Por acaso, o Conselho da Europa publicou no passado dia 12 de Outubro o seu relatório “Digital Solutions to Fight Covid-19” (https://rm.coe.int/report-dp-2020-en/16809fe49c), onde salienta que as medidas digitais de combate à pandemia devem ter base na lei, respeitar a essência dos direitos fundamentais e das liberdades e ser necessárias e proporcionais numa sociedade democrática. Para esse efeito, o relatório exige que estas medidas tenham um prazo-limite; sejam restritas a um fim específico; vejam a sua proporcionalidade constantemente examinada, devendo ser retiradas quando não haja evidência dos seus benefícios; e sejam estabelecidas em cooperação permanente com a autoridade nacional de protecção de dados.
A proposta de lei 62-xiv, apresentada pelo Governo, falha todos estes pressupostos. Na verdade, limita-se a referir, no seu art.o 4.o, n.o 1, que “é obrigatória no contexto laboral ou equiparado, escolar ou académico, a utilização da aplicação StayAway Covid pelos possuidores de equipamento que o permita”, acrescentando o n.o 2 que tal abrange “em especial os trabalhadores em funções públicas, funcionários e agentes da Administração Pública, incluindo o setor empresarial do Estado, regional e local, profissionais das Forças Armadas e de forças de segurança”. Institui-se assim uma obrigação de instalação de uma aplicação nos telemóveis, sem qualquer prazo-limite ou fim específico e com critérios puramente arbitrários. Porquê estabelecer essa obrigatoriedade no contexto laboral ou equiparado, escolar ou académico, e não no contexto da actividade política, viagens ou congressos? E como se pode admitir uma obrigação “especial” dos trabalhadores em funções públicas que os discrimina perante os restantes trabalhadores? E como é possível limitar a obrigatoriedade aos possuidores de equipamento que permita a aplicação, ficando todos os outros dispensados da mesma?

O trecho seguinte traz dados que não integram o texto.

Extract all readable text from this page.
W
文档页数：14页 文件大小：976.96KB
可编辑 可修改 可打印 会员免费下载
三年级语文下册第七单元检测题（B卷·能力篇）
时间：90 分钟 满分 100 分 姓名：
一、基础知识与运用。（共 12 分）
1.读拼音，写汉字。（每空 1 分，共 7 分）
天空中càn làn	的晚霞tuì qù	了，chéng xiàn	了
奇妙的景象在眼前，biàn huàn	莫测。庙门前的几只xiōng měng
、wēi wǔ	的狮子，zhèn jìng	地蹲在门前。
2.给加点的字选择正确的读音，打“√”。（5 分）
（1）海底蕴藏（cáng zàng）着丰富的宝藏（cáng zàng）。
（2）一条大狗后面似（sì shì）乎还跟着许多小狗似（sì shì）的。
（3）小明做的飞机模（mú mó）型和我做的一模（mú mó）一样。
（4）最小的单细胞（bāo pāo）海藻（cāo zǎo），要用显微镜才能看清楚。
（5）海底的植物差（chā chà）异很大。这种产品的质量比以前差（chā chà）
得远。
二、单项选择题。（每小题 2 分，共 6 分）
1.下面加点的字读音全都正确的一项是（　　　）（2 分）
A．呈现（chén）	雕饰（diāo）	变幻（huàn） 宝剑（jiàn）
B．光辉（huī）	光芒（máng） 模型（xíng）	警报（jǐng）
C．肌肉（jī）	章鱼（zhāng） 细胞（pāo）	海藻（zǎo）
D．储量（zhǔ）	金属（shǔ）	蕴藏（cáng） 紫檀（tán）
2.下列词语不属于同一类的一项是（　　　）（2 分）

O art.o 4.o, n.o 3 da proposta prevê que o cidadão que tenha um caso confirmado é obrigado a inserir na aplicação “o código de legitimação pseudoaleatório previsto neste sistema” (sic). O cidadão fica assim obrigado a partilhar publicamente um dado de saúde, que deveria ser objecto de protecção legal como dado sensível, o qual determina a activação de avisos noutros telemóveis e que facilmente permitirá a sua identificação como infectado por outros, dado que as pessoas, actualmente, não convivem com muita gente.
O art.o 5.o da proposta prevê que “a fiscalização do cumprimento das obrigações previstas na presente lei compete à Guarda Nacional Republicana, à Polícia de Segurança Pública, à Polícia Marítima e às polícias municipais”. Prevê-se assim que qualquer polícia possa solicitar aos cidadãos o seu telemóvel, em clara violação do art.o 34.o, n.o 4 da Constituição, que proíbe “toda a ingerência das autoridades públicas na correspondência, nas telecomunicações e nos demais meios de comunicação, salvos os casos previstos na lei em matéria de processo criminal”.
E, finalmente, o art.o 6.o da proposta manda sancionar o incumprimento destes deveres com coima até 500 euros. Com propostas destas, e com a multiplicidade de coimas que poderão ser aplicadas, não admira que o Orçamento do Estado preveja um aumento de 73%, ou seja, 180 milhões de euros, em multas e outras penalidades.
O primeiro-ministro justificou esta proposta para não ter de aplicar medidas piores. Não se podem, porém, admitir cedências em relação aos princípios básicos do Estado de direito com o argumento de que assim se evitam outras medidas. Não sei se esta aplicação permite afastar (stay away) a covid. Mas garanto que nos afasta do Estado de direito (rule of law).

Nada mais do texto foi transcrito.